It is easier to compute the gradient of $MSE$ than the $MAE$, so it is often preferred. Additionally, $MAE$ requires complicated linear programming tools to compute the gradient.

## Collinearity

$(X^T X)_{2,2}$ where $X$ is centered by the means is equal to the $(n-1) \times Var(X_1)$.

$(X^T X)_{2,3}$ where $X$ is centered by the means is equal to the $(n-1) \times Cov(X_1, X_2)$, which generates a 2x2 matrix. This 2x2 matrix is not full rank (it is of rank 1 in this case). It is also not invertible. It is ill-conditioned matrix. 

When inverse the matrix, $n$ should go to the denominator. 

The power is 1 - type2 error. The prob that a non-zero beta is detected to be non-zero.

We use collinearity $VIF(\hat{\beta}_j)$

Model selection uses regularized solution.
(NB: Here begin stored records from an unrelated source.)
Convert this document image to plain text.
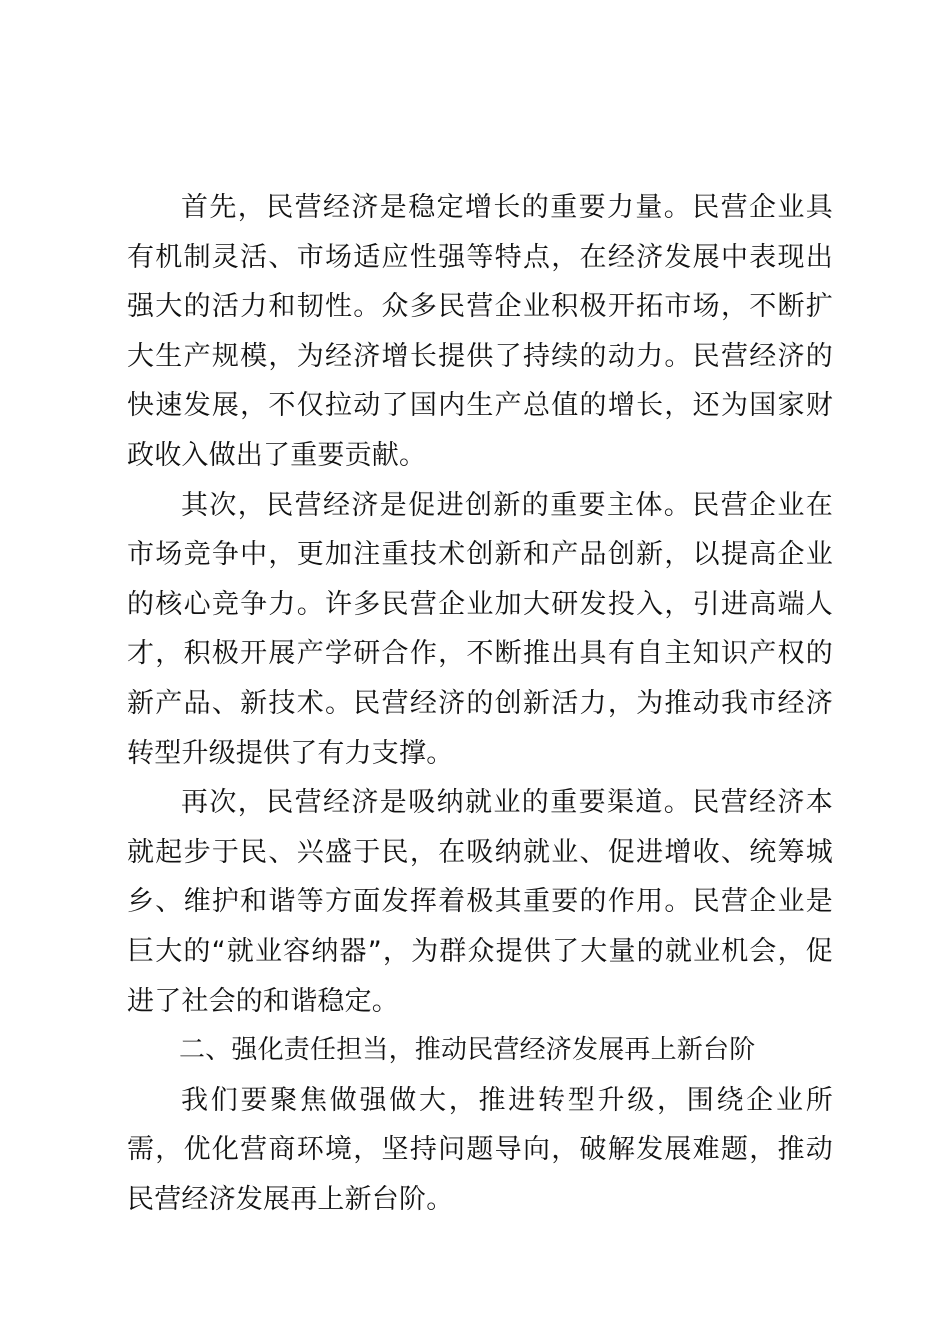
首先，民营经济是稳定增长的重要力量。民营企业具有机制灵活、市场适应性强等特点，在经济发展中表现出强大的活力和韧性。众多民营企业积极开拓市场，不断扩大生产规模，为经济增长提供了持续的动力。民营经济的快速发展，不仅拉动了国内生产总值的增长，还为国家财政收入做出了重要贡献。

其次，民营经济是促进创新的重要主体。民营企业在市场竞争中，更加注重技术创新和产品创新，以提高企业的核心竞争力。许多民营企业加大研发投入，引进高端人才，积极开展产学研合作，不断推出具有自主知识产权的新产品、新技术。民营经济的创新活力，为推动我市经济转型升级提供了有力支撑。

再次，民营经济是吸纳就业的重要渠道。民营经济本就起步于民、兴盛于民，在吸纳就业、促进增收、统筹城乡、维护和谐等方面发挥着极其重要的作用。民营企业是巨大的“就业容纳器”，为群众提供了大量的就业机会，促进了社会的和谐稳定。

二、强化责任担当，推动民营经济发展再上新台阶

我们要聚焦做强做大，推进转型升级，围绕企业所需，优化营商环境，坚持问题导向，破解发展难题，推动民营经济发展再上新台阶。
Full rank when no collinearity.

$X^T X$. if p > n then will not have a full rank matrix; we cannot define x s.t. 


$Var(\hat{\beta}) = (X^T X)^{-1} \sigma_\epsilon^2$

## Multicollinearity

Majority of variability in $X_p$ can be explained by the other predictors.

So, build regression of predictor combinations (e.g. X1 vs X2 and X3,  X2 vs X1 and X3,  X3 vs X1 and X2) to find an $R^2$ score for each. If high $R^2$, then potential multicollinearity. This is captured in the variance inflation factor (VIF) score

$$VIF(\hat{\beta}_j) = \frac{1}{1 - R_j^2} \geq 1$$

$R_{ij} = 0.8$ means 80% of the variability has been explained by the others.

## Metrics from the training dataset

For $d$ features. As you increase the $d$, RSS will increase. But, $\hat{\sigma}_\epsilon^2$ will decrease.

Mallow's $C_p$: 

$$C_p = \frac{1}{n} (RSS + 2 d \hat{\sigma}_\epsilon^2)$$

**AIC (smaller is better)**

$$AIC = \frac{1}{n \hat{\sigma}_\epsilon^2} (RSS + 2 d \hat{\sigma}_\epsilon^2)$$

**BIC (smaller is better)**

$$AIC = \frac{1}{n \hat{\sigma}_\epsilon^2} (RSS + 2 \log(n) d \hat{\sigma}_\epsilon^2)$$

BIC tends to select the smaller model (in number of features), compared to AIC. 

### Model selection

Forward selection may not always be able to find the best model.